NOTE: we are gradually phasing away from these spyglass embedded intervals charts, to a Sippy UI for displaying them. This will improve prow page load times and allow us to improve the UI retroactively for old job runs, as well as share links to direct filtered views in slack and jira. The Sippy UI is available now under Debug Tools, but is not quite ready to replace the typical spyglass view.

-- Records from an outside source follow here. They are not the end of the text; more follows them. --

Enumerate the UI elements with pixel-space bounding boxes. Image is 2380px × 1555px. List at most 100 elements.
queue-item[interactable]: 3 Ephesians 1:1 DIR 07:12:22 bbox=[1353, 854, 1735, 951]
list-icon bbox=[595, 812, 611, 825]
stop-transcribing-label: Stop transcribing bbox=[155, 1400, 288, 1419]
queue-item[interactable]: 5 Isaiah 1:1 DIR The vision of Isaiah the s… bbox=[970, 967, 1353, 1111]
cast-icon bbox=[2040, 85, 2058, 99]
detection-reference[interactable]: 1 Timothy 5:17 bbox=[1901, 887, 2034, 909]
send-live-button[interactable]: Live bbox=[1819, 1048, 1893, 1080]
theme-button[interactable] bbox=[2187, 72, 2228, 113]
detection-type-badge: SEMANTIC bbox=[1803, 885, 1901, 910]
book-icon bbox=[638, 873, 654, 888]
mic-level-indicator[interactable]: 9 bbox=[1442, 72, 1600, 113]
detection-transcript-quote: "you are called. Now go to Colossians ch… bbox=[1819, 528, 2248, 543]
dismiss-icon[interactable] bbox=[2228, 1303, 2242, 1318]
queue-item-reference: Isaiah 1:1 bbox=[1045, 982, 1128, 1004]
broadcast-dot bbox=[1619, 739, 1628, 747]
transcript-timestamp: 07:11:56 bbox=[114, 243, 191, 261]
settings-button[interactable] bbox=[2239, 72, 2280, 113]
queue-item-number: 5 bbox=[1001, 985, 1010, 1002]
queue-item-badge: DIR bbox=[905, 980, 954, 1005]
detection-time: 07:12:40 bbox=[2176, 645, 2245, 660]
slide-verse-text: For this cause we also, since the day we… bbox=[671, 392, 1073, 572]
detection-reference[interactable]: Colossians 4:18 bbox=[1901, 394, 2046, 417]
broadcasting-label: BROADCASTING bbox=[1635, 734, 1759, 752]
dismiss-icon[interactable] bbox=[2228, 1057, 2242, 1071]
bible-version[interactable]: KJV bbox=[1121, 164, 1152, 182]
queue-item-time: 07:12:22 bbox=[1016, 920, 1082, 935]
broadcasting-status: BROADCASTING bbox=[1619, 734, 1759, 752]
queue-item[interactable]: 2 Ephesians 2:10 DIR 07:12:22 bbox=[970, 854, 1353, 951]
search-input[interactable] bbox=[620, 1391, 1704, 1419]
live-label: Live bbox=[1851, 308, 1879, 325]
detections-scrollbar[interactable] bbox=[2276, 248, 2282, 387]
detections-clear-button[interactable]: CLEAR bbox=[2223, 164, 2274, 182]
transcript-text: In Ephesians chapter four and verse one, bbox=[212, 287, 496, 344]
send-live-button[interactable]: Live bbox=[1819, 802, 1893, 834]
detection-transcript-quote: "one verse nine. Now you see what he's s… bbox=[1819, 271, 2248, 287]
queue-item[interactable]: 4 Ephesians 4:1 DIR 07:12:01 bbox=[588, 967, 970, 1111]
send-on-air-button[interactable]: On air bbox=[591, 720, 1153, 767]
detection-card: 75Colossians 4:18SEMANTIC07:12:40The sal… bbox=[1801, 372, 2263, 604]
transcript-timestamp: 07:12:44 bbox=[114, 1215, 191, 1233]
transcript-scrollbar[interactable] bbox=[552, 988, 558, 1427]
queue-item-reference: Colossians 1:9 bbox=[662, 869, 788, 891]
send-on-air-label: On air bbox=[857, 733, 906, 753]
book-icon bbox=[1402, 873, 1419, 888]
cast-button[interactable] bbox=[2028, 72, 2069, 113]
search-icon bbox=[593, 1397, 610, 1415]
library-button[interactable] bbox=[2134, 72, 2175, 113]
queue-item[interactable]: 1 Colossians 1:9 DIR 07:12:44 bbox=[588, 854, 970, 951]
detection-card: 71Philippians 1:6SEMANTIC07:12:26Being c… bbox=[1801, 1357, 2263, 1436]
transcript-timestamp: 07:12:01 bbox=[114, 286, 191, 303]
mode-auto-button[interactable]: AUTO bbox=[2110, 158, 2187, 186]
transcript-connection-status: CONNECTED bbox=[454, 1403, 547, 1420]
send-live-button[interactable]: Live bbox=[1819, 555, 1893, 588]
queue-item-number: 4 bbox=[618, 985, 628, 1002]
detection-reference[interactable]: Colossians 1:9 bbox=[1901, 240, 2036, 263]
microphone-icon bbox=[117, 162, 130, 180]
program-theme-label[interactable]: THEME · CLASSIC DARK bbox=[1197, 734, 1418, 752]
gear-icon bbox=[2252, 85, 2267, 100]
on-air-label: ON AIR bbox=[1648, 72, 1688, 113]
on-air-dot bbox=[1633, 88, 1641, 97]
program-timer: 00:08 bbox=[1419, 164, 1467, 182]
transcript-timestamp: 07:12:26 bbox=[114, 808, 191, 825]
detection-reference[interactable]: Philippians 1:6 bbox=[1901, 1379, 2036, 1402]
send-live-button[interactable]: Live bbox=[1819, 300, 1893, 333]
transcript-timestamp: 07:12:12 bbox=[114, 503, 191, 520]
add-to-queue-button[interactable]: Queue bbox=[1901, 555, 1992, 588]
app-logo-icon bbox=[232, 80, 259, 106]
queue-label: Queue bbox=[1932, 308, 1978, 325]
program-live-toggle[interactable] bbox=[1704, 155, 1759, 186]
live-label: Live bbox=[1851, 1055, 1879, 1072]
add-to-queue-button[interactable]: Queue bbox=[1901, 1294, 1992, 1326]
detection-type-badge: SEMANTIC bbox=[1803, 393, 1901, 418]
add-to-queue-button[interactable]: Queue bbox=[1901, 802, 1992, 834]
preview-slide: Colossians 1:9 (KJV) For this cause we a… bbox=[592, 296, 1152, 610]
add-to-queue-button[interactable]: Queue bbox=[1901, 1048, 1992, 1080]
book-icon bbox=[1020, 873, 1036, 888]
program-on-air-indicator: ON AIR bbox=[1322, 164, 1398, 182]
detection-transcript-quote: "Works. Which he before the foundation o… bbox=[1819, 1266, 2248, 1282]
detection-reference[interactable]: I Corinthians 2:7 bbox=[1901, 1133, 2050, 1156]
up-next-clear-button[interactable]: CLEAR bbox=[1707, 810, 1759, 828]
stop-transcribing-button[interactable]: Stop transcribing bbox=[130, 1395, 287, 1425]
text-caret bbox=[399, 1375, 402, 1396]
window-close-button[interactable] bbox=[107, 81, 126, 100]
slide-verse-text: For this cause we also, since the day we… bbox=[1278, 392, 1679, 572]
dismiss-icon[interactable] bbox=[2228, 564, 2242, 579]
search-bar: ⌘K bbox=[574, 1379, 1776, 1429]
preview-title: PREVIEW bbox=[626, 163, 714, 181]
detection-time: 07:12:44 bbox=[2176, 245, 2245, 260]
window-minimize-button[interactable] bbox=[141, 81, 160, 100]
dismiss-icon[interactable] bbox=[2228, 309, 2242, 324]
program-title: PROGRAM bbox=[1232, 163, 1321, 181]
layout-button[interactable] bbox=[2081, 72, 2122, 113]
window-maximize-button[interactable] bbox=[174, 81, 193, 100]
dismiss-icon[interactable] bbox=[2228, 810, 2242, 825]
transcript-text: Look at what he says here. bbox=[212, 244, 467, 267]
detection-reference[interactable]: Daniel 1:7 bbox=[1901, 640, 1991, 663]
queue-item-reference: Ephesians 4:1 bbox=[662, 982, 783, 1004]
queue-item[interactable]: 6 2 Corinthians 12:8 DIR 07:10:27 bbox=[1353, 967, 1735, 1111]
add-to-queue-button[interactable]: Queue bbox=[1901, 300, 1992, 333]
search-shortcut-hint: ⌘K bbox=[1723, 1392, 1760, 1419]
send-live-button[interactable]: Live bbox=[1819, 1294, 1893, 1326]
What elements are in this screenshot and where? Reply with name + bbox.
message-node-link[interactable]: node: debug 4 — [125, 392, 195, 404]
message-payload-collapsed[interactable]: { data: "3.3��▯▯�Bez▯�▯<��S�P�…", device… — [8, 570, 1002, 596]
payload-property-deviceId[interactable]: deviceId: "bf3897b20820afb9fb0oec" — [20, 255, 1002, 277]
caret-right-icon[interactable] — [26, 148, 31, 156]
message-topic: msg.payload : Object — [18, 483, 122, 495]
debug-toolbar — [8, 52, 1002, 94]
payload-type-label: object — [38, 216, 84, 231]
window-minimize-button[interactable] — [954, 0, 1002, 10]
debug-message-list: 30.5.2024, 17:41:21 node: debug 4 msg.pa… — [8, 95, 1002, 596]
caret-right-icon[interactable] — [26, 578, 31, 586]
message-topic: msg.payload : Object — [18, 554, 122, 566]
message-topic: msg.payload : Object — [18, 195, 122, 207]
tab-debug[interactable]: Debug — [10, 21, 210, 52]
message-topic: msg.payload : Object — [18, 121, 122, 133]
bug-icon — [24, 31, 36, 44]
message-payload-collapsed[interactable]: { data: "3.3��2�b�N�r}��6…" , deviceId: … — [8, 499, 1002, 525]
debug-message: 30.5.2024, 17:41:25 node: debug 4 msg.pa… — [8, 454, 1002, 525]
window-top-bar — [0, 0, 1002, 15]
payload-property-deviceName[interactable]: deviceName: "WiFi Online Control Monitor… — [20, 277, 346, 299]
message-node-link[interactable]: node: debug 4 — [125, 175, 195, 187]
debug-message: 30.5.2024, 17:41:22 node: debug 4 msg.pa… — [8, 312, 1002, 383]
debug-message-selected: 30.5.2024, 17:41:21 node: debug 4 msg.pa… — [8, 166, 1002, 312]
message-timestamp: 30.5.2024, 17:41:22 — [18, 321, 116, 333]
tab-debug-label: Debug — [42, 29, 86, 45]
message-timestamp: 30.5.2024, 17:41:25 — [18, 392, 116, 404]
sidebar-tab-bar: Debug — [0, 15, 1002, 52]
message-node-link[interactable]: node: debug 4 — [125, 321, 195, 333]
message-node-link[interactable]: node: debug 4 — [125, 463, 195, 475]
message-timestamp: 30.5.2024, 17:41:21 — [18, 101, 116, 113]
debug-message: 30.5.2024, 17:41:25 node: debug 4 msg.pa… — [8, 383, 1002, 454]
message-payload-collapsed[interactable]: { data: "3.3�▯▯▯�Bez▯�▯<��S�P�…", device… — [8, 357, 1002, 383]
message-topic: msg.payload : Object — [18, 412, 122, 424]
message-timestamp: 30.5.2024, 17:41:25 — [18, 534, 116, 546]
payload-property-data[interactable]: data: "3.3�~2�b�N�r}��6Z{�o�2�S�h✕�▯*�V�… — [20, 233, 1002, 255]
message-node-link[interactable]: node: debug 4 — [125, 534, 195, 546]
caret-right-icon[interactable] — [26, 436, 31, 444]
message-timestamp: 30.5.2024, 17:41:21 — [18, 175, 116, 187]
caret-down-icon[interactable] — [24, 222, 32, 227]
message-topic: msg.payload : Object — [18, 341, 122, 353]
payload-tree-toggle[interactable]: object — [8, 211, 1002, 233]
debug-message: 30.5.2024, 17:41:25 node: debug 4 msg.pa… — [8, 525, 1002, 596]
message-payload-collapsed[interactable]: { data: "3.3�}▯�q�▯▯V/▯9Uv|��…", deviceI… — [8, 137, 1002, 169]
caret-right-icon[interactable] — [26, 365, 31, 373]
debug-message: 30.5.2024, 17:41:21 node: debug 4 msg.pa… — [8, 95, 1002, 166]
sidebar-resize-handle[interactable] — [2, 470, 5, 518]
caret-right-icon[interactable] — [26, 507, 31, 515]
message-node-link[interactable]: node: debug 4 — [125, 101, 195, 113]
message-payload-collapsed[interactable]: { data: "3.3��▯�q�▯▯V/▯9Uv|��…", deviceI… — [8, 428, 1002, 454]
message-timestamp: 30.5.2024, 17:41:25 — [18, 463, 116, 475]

Intervals are also stored in a massive bigquery database, which can be useful for scanning for certain symptoms across all CI runs.

Artifacts

The top of the prow job UI will have a link to the artifacts collected during the run. Artifacts are grouped based on the steps that compose the test run. Some of the highlights contained in the artifacts are

  • The main build-log.txt in the root of the folder, each step will also include a build-log.txt
  • ipi-install-install-stableinitial
    • Includes .openshift_install.log
  • Gather-must-gather [src]
    • Includes event-filter.html which can be used to search for events that occurred during the run
    • Includes must-gather.tar that can be downloaded, untarred and searched / viewed locally
  • Gather-extra
    • Includes nodes containing the kubelet journal logs that can be downloaded and untarred for searching and viewing locally
    • events.json a collection of all of the events collected during the run
    • pods - most recent pod logs (but not ephemeral pods)
  • Gather-network
    • Includes network.tar that can be downloaded, untarred and searched / viewed locally
  • gather-aws-console, gather-gcp-console, etc.
    • If you need to see what is going on in the base environment (checking RHCOS version, etc)
    • test artifacts junit (artifacts/e2e-aws-serial/openshift-e2e-test/artifacts/junit/)
      • e2e-timelines_openshift-control-plane - Timelines for the control plane pods
      • e2e-timelines_operators - Timelines for operators

Troubleshooting steps

  • Investigate the error message for obvious clues.
  • Navigate to Sippy > 4.17 (or your release) > Tests and search for this specific test. See how often it’s failing, on which jobs. Was there a recent change in pass rate or is this a common flake? Is it failing payloads? Is it only affecting certain variants?
    • This page will also show any linked jiras for this test. Linked jiras are established by mentioning the test name in the description of the jira, or any comment.
  • If multiple tests failed, is there a pattern visible? Does that pattern present itself on other jobs where this test failed?
  • Analyze intervals charts to see what else was going on in the cluster at the time of the problem.
  • Can the failure be traced to a recent commit?
    • If you arrived at this job due to a failure on a payload, check the changelog on that payload.
    • If the test failures have a well defined start time, the Presubmit Pull Requests page in Sippy can be used to try to identify what merged around a specific time.
  • Search Slack for the test name to see if any recent discussion turns up.
  • Use Search.CI to see if there are any bugs related to the test that might be relevant.
  • Review the test to try to get a better understanding of the test.